The SOS-Children’s Village in Choglamsar, a suburb of Leh, Ladakh
The SOS-Children’s Village in Choglamsar, a suburb of Leh, Ladakh (Photo by Daniela Hartmann for SOS-Children’s Village on Flickr, Creative Commons license)

Another woman, Tsering Dolma, 62, from the village of Choglamsar, said basically the same things. The women organize the meetings of all the adults in the village and do all the work of the village council, but they are not part of the decision-making. She wondered why.

The journalist interviewed both the president and the vice-president of the Women’s Alliance of Ladakh, located in the town of Leh, the capital of the district. Murup Dolma, the president, said that Ladakhi women have tried to compete in elections but so far they have been unsuccessful. The reason is that the voters are reluctant to elect women to decision-making and policy-making positions. She feels a complete lack of support about that issue in the community.

A Ladakhi woman wearing a traditional hat
A Ladakhi woman wearing a traditional hat (Photo by Christopher Michel in Wikimedia, Creative Commons license)

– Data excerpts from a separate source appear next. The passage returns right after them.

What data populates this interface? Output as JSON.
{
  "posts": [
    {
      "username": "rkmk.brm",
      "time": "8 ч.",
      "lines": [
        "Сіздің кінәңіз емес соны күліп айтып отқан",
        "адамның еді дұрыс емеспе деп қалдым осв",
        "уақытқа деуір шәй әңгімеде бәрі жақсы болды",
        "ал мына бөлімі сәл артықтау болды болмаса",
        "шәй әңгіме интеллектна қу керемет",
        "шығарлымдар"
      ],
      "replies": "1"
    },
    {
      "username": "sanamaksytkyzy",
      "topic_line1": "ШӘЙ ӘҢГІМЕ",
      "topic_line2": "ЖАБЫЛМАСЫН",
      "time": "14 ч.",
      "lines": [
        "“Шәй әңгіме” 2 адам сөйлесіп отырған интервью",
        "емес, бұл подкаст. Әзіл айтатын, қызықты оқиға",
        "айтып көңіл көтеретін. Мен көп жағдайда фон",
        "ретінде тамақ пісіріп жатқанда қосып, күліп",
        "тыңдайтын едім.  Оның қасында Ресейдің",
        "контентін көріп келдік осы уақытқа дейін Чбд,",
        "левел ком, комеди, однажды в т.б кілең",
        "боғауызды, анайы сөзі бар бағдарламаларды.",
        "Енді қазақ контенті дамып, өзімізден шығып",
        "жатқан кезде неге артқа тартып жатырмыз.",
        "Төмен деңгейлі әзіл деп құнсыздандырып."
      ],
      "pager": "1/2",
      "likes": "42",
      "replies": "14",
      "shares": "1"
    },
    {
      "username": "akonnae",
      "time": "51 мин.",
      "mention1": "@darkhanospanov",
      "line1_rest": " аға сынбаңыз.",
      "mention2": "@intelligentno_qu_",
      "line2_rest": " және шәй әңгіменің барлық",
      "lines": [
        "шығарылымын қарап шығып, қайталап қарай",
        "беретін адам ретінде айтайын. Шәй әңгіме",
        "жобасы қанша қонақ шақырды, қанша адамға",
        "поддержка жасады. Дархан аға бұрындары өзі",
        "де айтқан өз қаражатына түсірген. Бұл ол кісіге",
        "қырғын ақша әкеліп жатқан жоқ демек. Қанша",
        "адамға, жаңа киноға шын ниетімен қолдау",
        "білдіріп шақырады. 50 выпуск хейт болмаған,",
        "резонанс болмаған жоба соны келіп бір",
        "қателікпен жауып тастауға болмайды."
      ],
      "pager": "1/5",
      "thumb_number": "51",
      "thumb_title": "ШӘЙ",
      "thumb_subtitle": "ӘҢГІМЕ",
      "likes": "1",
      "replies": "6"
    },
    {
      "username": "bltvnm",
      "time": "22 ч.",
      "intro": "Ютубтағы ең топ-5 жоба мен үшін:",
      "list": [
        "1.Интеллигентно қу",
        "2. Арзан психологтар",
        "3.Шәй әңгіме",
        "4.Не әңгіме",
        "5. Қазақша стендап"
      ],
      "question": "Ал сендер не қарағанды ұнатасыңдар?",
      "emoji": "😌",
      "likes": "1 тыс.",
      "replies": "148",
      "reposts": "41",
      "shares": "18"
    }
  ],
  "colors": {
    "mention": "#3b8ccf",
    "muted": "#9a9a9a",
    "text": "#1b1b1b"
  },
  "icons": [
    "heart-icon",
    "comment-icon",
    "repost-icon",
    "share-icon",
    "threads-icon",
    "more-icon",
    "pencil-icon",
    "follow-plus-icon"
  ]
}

Yangchan Dolma, the vice-president of the organization, was even more outspoken about conditions for women in Leh. “Things are changing in this small town—not for the better, but for the worse,” she said. She went on to say that the organization focuses on skill-building for village women in workshops that try to foster useful productive interactions and that seek to develop entrepreneurship skills.

Ms. Khan, the journalist, also interviewed a man, Oztsal Wangdus, the president of the local bar association, who blamed the situation, at least in part, on the women themselves. He cited the fact that three different women’s groups celebrated International Women’s Day with three different events in three different locations. “These groups should come together on one platform; after all, they are all working for the same cause,” he said. Furthermore, he blamed the women for not aggressively fighting to be elected.

But the article concluded with an observation made by Thinlas Chorol that Ladakhi women “need to think what they are going to leave behind for the coming generations.”